BATMAN_IV does the same but calls it again later with the active interface:
batman_adv: bat0: Adding interface: dummy0 batman_adv: bat0: The MTU of interface dummy0 is too small (1500) to handle the transport of batman-adv packets. Packets going over this interface will be fragmented on layer2 which could impact the performance. Setting the MTU to 1532 would solve the problem. batman_adv: bat0: Not using interface dummy0 (retrying later): interface not active batadv_hardif_enable_interface:572 batadv_schedule_bat_ogm:434 batadv_schedule_bat_ogm:440 2 batman_adv: bat0: Interface activated: dummy0 batadv_schedule_bat_ogm:440 4 batadv_schedule_bat_ogm:440 3 batman_adv: bat0: Interface deactivated: dummy0 batman_adv: bat0: Removing interface: dummy0
"Problem" is here that BATMAN_V doesn't do anything with batadv_v_ogm_schedule. So it doesn't call batadv_schedule_bat_ogm again to active the interface. The interface will therefore forever in the TO_BE_ACTIVATED state and thus "inactive" for batman-adv.
BATMAN_IV instead uses bat_ogm_schedule to queue itself up for additional sends and thus later sets this interface to the state BATADV_IF_ACTIVE. This is done via batadv_send_outstanding_bat_ogm_packet for each batadv_forw_packet (see batadv_iv_ogm_aggregate_new).
The commit adding the problematic empty bat_ogm_schedule was a4b88af77e28 ("batman-adv: ELP - adding basic infrastructure")
Updated by Marek Lindner over 8 years ago
The main topic of this issue has been addressed with the patch Sven proposed and I just merged into the next branch.

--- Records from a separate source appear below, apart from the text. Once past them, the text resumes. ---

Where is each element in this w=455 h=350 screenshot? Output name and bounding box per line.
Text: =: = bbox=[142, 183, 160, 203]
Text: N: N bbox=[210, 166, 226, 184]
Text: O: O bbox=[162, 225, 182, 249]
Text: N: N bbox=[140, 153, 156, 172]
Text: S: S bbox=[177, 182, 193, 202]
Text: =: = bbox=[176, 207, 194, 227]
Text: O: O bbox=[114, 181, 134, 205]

What remains is that once a slave interface is turned off BATMAN V is never able to recover. That is largely due to the fact that BATMAN V does not take advantage of the general queuing mechanism (emit / schedule functions) but implements its own queue. Also missing is the batman_queue_left mechanism.
Updated by Antonio Quartulli over 8 years ago
- Assignee changed from Antonio Quartulli to Anonymous
I just posted a patch on the mailing list which should fix the problem of the interface getting stuck in "enabling" state. Matthias could you give it a try ?
Thanks!
Updated by Anonymous over 8 years ago
I can confirm that Antonio's patch fixes the issue.
Updated by Antonio Quartulli over 8 years ago
- Assignee changed from Anonymous to Marek Lindner
Marek, I am assigning this ticket to you because the patch is currently pending on the ML. Could you please update this ticket whenever the destiny of the patch is decided? :)
Thanks !
Updated by Marek Lindner over 8 years ago
- Status changed from New to Closed
Antonio Quartulli wrote:
Marek, I am assigning this ticket to you because the patch is currently pending on the ML. Could you please update this ticket whenever the destiny of the patch is decided? :)
Merged! thanks for testing Matthias!